Gray Cook and Erwan Le Corre: The Benefits of Self-Limiting Exercise
Self-limiting exercise is often difficult, but that may just be what produces authentic movement. Gray Cook and Erwan LeCorre demonstrate with simple balance beam exercises.
Gray Cook: It’s so different to watch their movements as soon as you impose the board. Everything gets more serious, even though it’s only two inches high— we notice the exact same thing on the inline lunge test in the FMS, because the elevated platform, for some reason, is much different than a piece of tape on the carpet or the ground.
So, we see people do things when we impose that little extra bit of difficulty that produces, to us, what we think is their authentic movement.
If it’s not functional, we want to capture that so we can remedy it.
I just have one question for you. If you walked out and did five of those movements in a row without a fall, would there be any question in your mind (whether Erwan was here or not) of if your quality at least acceptable?
“Yeah. Oh, Yeah.”
You get the feedback right away. If you fall off, you know that the rep doesn’t count and if you don’t fall off, you at least had the integrity. It had nothing to do with your strength and it basically had to do with your mobility—but the way that you use your mobility is actually your stability. You’re limited by the two-by-four and now if the coaches happen to look away, your feedback is still at a high enough level—which to me is what self-limiting exercise is—and so many of us who may train without supervision . . . the coach or trainer is not always there—self-limiting exercises are what our ancestors used to become adaptable.

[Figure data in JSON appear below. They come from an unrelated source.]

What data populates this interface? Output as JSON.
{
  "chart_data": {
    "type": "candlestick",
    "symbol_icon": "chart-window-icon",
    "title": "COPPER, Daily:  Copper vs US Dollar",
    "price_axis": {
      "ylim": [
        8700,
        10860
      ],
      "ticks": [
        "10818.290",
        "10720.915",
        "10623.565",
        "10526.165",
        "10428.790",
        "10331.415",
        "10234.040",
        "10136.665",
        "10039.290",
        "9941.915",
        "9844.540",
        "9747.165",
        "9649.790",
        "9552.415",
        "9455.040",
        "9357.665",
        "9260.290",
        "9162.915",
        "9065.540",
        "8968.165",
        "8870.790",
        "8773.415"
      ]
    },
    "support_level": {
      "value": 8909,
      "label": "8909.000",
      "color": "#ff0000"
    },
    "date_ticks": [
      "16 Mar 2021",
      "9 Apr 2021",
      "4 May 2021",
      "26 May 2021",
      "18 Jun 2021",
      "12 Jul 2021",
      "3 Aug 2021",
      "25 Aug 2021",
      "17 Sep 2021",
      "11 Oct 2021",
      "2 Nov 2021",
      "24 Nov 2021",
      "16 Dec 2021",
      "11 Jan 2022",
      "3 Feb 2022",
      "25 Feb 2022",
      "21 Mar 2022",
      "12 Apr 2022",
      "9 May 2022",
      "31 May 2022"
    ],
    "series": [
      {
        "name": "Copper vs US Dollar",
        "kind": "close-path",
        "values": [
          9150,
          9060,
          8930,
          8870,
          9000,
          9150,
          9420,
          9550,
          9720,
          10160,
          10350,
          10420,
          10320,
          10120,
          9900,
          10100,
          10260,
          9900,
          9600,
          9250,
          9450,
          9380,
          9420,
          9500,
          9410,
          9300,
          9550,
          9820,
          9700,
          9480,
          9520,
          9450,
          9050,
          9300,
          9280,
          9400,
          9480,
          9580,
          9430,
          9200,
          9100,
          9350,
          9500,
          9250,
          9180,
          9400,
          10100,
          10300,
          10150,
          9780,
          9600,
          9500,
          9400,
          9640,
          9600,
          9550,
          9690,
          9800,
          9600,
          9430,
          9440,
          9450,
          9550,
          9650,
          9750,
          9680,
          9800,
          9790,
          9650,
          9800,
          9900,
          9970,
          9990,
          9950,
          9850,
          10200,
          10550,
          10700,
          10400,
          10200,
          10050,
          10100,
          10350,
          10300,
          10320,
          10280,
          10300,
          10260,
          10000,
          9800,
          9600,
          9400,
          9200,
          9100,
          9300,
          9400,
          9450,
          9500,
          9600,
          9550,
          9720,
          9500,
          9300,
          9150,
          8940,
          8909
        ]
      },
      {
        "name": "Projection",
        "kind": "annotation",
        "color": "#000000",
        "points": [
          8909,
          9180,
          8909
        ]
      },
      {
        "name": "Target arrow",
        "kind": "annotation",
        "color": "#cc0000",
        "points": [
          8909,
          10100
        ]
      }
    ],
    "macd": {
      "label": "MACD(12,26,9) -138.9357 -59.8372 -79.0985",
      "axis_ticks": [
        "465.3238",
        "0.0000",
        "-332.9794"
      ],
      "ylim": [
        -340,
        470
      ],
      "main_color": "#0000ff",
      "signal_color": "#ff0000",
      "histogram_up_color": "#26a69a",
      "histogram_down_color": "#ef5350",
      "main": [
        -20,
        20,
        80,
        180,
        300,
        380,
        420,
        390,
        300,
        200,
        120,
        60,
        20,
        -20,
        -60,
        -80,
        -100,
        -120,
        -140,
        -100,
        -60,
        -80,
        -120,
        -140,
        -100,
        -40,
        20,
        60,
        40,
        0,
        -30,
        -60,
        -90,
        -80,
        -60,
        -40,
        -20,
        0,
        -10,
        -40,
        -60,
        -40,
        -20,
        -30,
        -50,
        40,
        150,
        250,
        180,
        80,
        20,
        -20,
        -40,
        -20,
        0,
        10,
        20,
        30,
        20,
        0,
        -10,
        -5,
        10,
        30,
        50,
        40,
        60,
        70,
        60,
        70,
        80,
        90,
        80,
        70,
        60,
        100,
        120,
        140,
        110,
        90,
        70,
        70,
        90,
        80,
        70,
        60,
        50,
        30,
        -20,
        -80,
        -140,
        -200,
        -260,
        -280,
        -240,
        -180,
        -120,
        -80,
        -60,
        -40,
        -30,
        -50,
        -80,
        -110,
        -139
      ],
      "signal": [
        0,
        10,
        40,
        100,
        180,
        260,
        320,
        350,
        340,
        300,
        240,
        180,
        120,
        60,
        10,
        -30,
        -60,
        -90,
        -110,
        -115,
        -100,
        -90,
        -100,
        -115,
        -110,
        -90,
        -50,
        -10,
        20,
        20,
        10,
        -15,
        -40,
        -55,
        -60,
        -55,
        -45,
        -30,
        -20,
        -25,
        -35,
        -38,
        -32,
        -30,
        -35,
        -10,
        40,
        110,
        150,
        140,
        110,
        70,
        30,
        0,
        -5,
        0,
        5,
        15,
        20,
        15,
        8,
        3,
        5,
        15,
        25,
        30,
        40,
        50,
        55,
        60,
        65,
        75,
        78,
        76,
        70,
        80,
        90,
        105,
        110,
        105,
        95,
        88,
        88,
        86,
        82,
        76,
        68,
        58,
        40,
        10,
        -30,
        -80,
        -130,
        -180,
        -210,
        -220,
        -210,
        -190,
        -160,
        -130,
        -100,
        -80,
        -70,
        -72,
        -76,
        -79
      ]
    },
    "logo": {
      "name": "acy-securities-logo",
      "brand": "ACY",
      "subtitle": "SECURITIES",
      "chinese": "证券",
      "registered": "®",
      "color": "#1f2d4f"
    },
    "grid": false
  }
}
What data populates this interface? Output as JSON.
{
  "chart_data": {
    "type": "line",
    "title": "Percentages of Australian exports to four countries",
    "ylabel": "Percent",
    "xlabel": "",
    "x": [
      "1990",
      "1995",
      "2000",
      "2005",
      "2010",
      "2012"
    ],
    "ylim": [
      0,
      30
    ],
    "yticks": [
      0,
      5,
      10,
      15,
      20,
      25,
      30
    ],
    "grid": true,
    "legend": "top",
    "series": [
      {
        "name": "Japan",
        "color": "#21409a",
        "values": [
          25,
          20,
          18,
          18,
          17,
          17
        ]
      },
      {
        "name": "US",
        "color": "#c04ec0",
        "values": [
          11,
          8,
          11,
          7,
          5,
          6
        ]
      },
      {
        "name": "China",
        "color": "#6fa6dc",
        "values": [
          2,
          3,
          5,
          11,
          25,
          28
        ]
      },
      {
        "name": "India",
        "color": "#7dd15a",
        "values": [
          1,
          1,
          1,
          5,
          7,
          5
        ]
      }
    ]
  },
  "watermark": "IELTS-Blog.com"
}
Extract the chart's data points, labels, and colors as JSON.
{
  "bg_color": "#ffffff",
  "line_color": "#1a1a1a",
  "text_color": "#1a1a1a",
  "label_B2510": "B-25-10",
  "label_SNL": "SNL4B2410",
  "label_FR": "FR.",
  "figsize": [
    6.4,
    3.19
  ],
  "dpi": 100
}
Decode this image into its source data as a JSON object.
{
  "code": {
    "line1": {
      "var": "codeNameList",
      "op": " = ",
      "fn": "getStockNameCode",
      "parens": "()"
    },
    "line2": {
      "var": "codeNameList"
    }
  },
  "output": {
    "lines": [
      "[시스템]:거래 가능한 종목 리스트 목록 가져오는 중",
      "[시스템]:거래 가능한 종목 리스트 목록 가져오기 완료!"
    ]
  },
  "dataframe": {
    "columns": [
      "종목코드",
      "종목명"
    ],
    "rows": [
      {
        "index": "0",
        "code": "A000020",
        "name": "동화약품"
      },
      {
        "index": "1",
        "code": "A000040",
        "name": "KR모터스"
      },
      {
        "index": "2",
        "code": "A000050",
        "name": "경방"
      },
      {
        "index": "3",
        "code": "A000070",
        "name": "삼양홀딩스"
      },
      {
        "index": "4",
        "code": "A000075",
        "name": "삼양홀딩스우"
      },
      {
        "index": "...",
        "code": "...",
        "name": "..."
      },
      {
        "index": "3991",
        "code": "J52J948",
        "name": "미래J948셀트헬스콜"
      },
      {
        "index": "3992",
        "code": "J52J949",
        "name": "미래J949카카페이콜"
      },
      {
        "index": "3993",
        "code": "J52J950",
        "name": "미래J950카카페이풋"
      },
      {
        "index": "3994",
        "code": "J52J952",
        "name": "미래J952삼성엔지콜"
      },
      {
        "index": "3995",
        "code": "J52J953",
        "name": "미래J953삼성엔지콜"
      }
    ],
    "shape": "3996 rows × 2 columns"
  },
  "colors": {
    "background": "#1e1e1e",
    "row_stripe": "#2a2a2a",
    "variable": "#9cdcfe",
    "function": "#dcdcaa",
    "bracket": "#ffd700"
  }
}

What we’ve done, many times, is to remove the limitations so people could burn more calories and get their endorphins flowing and yet, the quality of movement continues to erode as they expend their calories.
Sometimes, I literally think we shun the self-limiting exercise because we can’t get the volume we think we need. Five of those is plenty of volume, because your quality deteriorates right after that.
Do those reps really count anyway?
Erwan Le Corre: Exactly. That’s what we emphasize in MovNat: Establish movement quality first and then increase volume, intensity and complexity. It means that we are interested in conditioning, but that conditioning is not something we have to do first. It is something that stems from the practice of the in-context movement.
Gray: It sounds like we have a new term: conditional conditioning. There are conditions to your conditioning.
Erwan: There are conditions to your conditioning.